Same client, same SDK, same policies — the gateway resolves the provider from the model name in your config.

Best Practices

  1. Always set base_url via environment variable — avoids hardcoding gateway addresses.
  2. Handle 409 explicitly — policy blocks are expected behavior, not crashes.
  3. Use async for batch workloads — the gateway handles concurrent requests independently.
  4. Pass correlation headers — enriches the audit trail for debugging.
  5. Keep api_key in env vars — the gateway forwards it securely; never log it.
  6. Test with observe-only policies first — validate integration before enforcing blocks.

Next steps

For AI systems

  • Canonical terms: OpenAI Python SDK, base_url, openai.OpenAI, streaming, async client (AsyncOpenAI), function calling, X-Request-Source header, policy block (409).
  • Key config: OpenAI(base_url="http://localhost:41002/v1", api_key=...).
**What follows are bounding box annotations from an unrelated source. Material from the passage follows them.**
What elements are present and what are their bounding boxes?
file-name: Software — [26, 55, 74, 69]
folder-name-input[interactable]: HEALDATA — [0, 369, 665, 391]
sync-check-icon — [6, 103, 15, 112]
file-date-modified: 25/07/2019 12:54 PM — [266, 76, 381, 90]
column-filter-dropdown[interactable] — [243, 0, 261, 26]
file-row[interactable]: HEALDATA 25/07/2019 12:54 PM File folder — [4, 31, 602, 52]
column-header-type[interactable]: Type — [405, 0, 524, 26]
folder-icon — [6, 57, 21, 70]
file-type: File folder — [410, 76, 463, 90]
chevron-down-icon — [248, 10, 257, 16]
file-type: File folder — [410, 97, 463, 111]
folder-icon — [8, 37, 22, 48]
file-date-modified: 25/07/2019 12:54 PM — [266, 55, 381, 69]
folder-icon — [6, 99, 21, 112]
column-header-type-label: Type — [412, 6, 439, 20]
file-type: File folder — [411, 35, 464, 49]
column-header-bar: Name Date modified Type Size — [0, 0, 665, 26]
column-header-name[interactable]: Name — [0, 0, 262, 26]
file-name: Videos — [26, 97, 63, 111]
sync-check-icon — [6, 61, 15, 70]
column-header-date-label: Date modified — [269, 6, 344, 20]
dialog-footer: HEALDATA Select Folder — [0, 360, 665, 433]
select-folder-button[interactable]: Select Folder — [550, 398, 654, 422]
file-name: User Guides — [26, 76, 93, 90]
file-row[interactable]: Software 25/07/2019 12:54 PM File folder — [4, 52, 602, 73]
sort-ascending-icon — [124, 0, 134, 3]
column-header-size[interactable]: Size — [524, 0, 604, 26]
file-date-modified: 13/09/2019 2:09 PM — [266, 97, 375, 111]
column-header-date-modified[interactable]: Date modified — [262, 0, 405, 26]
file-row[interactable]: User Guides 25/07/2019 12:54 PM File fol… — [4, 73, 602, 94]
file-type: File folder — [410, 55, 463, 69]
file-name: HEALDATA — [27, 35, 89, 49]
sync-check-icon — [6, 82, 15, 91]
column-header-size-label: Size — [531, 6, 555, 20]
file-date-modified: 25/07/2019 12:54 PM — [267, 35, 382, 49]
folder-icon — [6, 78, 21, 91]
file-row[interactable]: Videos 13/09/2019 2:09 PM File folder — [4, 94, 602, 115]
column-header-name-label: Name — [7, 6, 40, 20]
Gateway forwards api_key to upstream provider.
  • Multi-provider: same client instance routes to different providers based on model name in gateway config.
  • Best next pages: TypeScript SDK Patterns, Streaming Patterns, Error Handling.

For engineers

  • Only change is base_url — the gateway is OpenAI-compatible. api_key is forwarded to the upstream provider securely.
  • Use environment variables for base_url so the same code works across local, staging, and production gateways.
  • Pass default_headers with X-Request-Source and X-Correlation-Id for richer audit trails.
  • Handle openai.APIStatusError with status_code == 409 to catch policy blocks — do not retry these.
  • Use AsyncOpenAI for batch workloads; the gateway handles concurrent requests independently.
  • Streaming works identically to direct OpenAI usage; output policies evaluate on the assembled stream.

For leaders

  • Zero SDK migration cost — existing OpenAI Python code adopts governance with a single URL change.
  • Gateway policy enforcement is transparent to the application; developers get compliance without refactoring.
  • Correlation headers enable end-to-end traceability from application logs to gateway decision events.
  • Multi-provider routing through the same client removes vendor lock-in at the application layer.